"'There they are!' he said suddenly."

"The gipsies?" said Una. "Oh, Tom, do they live in that funny little house?"

"Yes," said Tom, "and when they want to go somewhere else they just pack up their hut—it all comes to piece somehow—and then go off in that cart. It must be awfully jolly to live like that."

"Yes, in the summer," Una agreed, "but not in the winter, Tom. Oh, no!—not in the cold, cold winter, when the snow is on the ground," and Una gave a little shiver at the thought.

"No," said Tom, "not in the winter, perhaps, and not when they haven't enough to eat, like these now. The woman said she'd only had half a loaf of bread to give her children all yesterday, and that is why mother sent them a great can of soup by Barnes this morning, and I'm taking them these things now, because they're going on to-morrow towards the hospital where the children's father is. Now, what are you going to do, Una? Are you coming too, or going to stay here?"

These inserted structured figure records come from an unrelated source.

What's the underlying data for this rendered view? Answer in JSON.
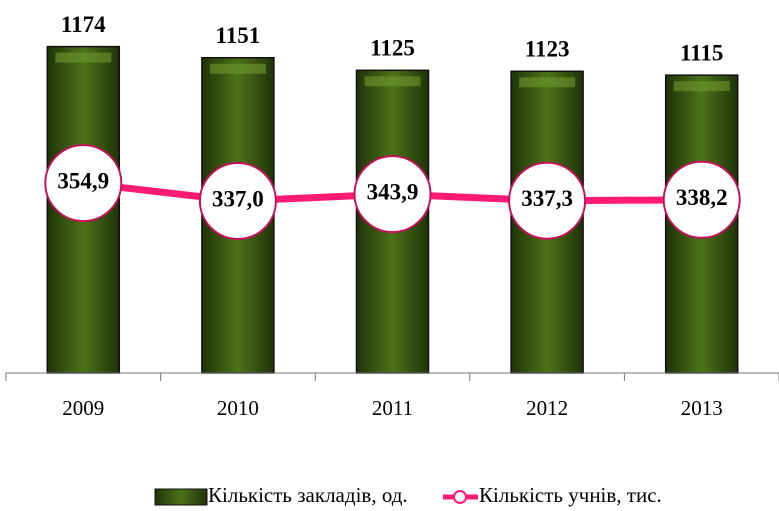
{
  "chart_data": {
    "type": "bar",
    "categories": [
      "2009",
      "2010",
      "2011",
      "2012",
      "2013"
    ],
    "series": [
      {
        "name": "Кількість закладів, од.",
        "color": "#3a5a12",
        "values": [
          1174,
          1151,
          1125,
          1123,
          1115
        ]
      },
      {
        "name": "Кількість учнів, тис.",
        "color": "#ff1a75",
        "type": "line",
        "axis": "y2",
        "values": [
          354.9,
          337.0,
          343.9,
          337.3,
          338.2
        ],
        "value_labels": [
          "354,9",
          "337,0",
          "343,9",
          "337,3",
          "338,2"
        ]
      }
    ],
    "ylim": [
      500,
      1200
    ],
    "y2lim": [
      165,
      504
    ],
    "legend": "bottom"
  }
}
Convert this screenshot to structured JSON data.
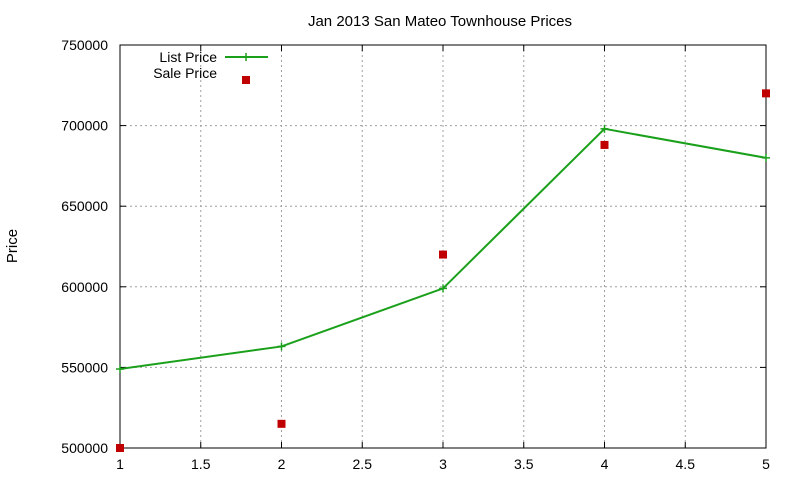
{
  "chart_data": {
    "type": "line",
    "title": "Jan 2013 San Mateo Townhouse Prices",
    "xlabel": "",
    "ylabel": "Price",
    "xlim": [
      1,
      5
    ],
    "ylim": [
      500000,
      750000
    ],
    "x_ticks": [
      1,
      1.5,
      2,
      2.5,
      3,
      3.5,
      4,
      4.5,
      5
    ],
    "x_tick_labels": [
      "1",
      "1.5",
      "2",
      "2.5",
      "3",
      "3.5",
      "4",
      "4.5",
      "5"
    ],
    "y_ticks": [
      500000,
      550000,
      600000,
      650000,
      700000,
      750000
    ],
    "y_tick_labels": [
      "500000",
      "550000",
      "600000",
      "650000",
      "700000",
      "750000"
    ],
    "grid": true,
    "legend_position": "top-left",
    "series": [
      {
        "name": "List Price",
        "style": "line-with-plus-markers",
        "color": "#1aa01a",
        "x": [
          1,
          2,
          3,
          4,
          5
        ],
        "values": [
          549000,
          563000,
          599000,
          698000,
          680000
        ]
      },
      {
        "name": "Sale Price",
        "style": "square-markers",
        "color": "#c00000",
        "x": [
          1,
          2,
          3,
          4,
          5
        ],
        "values": [
          500000,
          515000,
          620000,
          688000,
          720000
        ]
      }
    ]
  }
}
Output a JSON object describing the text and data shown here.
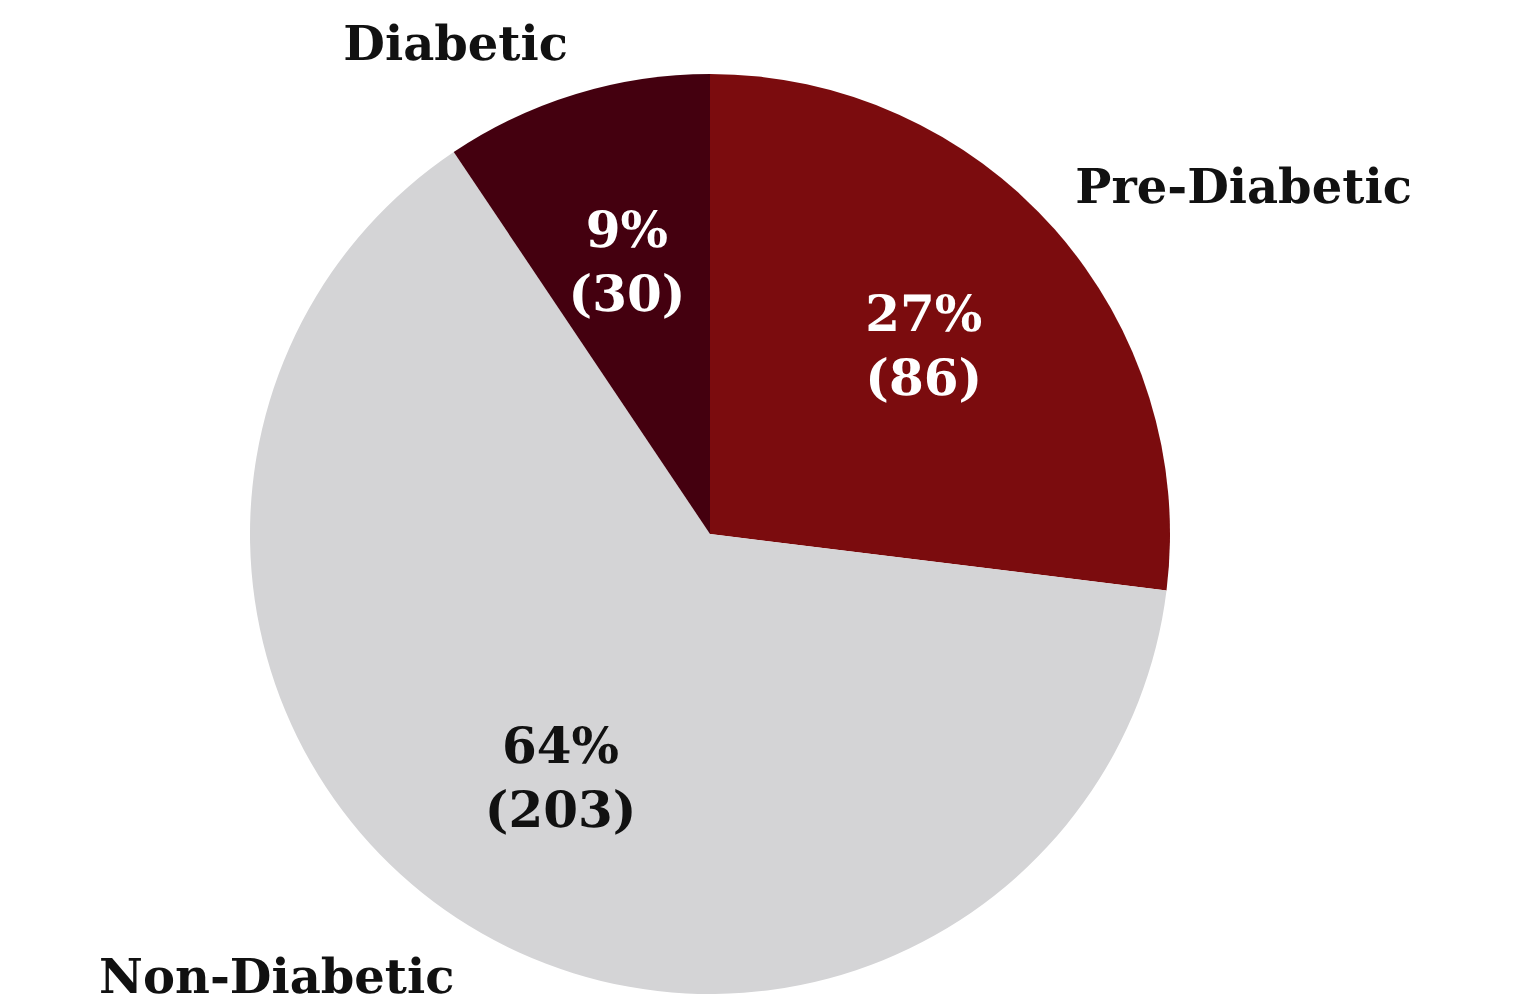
{
  "chart_data": {
    "type": "pie",
    "categories": [
      "Pre-Diabetic",
      "Non-Diabetic",
      "Diabetic"
    ],
    "values": [
      86,
      203,
      30
    ],
    "colors": [
      "#7b0c0e",
      "#d4d4d6",
      "#44000f"
    ],
    "value_labels": [
      "27%\n(86)",
      "64%\n(203)",
      "9%\n(30)"
    ]
  }
}
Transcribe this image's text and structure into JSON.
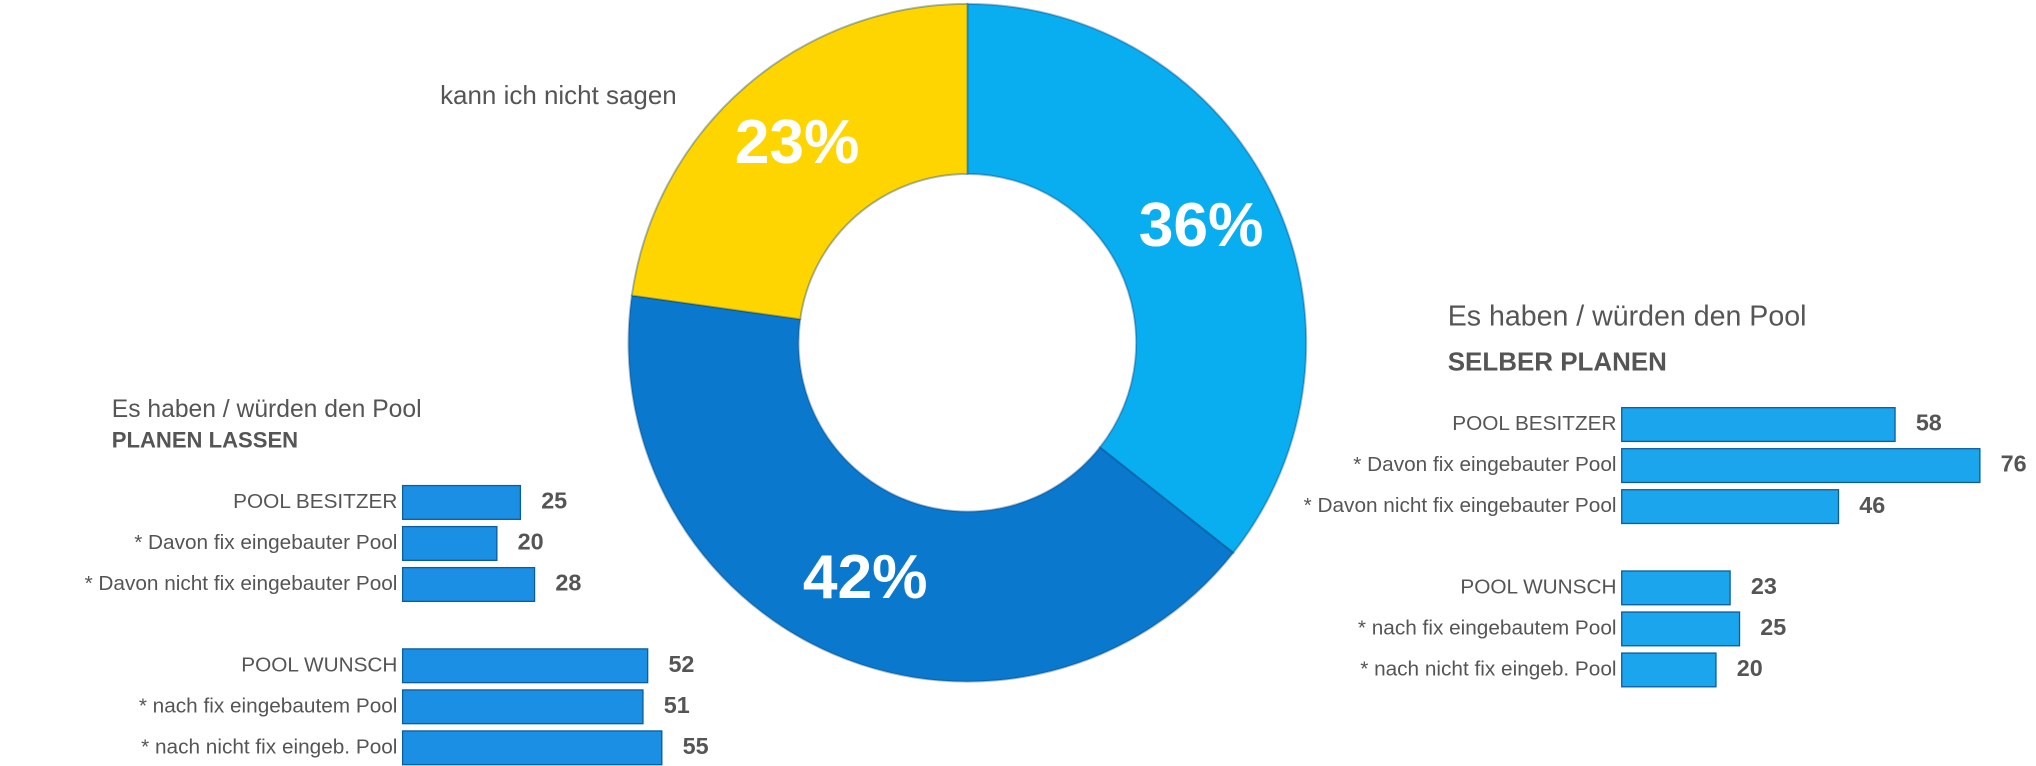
{
  "chart_data": [
    {
      "type": "pie",
      "donut": true,
      "categories": [
        null,
        null,
        "kann ich nicht sagen"
      ],
      "values": [
        36,
        42,
        23
      ],
      "value_labels": [
        "36%",
        "42%",
        "23%"
      ],
      "colors": [
        "#08aef0",
        "#0a78cc",
        "#ffd500"
      ]
    },
    {
      "type": "barh",
      "title": "Es haben / würden den Pool",
      "subtitle": "PLANEN LASSEN",
      "categories": [
        "POOL BESITZER",
        "* Davon fix eingebauter Pool",
        "* Davon nicht fix eingebauter Pool",
        "POOL WUNSCH",
        "* nach  fix eingebautem Pool",
        "* nach nicht fix eingeb. Pool"
      ],
      "values": [
        25,
        20,
        28,
        52,
        51,
        55
      ],
      "color": "#1b8fe3"
    },
    {
      "type": "barh",
      "title": "Es haben / würden den Pool",
      "subtitle": "SELBER PLANEN",
      "categories": [
        "POOL BESITZER",
        "* Davon fix eingebauter Pool",
        "* Davon nicht fix eingebauter Pool",
        "POOL WUNSCH",
        "* nach  fix eingebautem Pool",
        "* nach nicht fix eingeb. Pool"
      ],
      "values": [
        58,
        76,
        46,
        23,
        25,
        20
      ],
      "color": "#1ba5ec"
    }
  ]
}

"I'll stay here," said Una, "if you can carry all the parcels."

"Yes, I can," said Tom. "I carried them all the way from the shop to where I met you in the wood."

Una piled the parcels carefully one on the top of the other in Tom's arms, then sat down on the mossy root of a tree, and watched him as he crossed the common towards the little brown hut among the gorse bushes.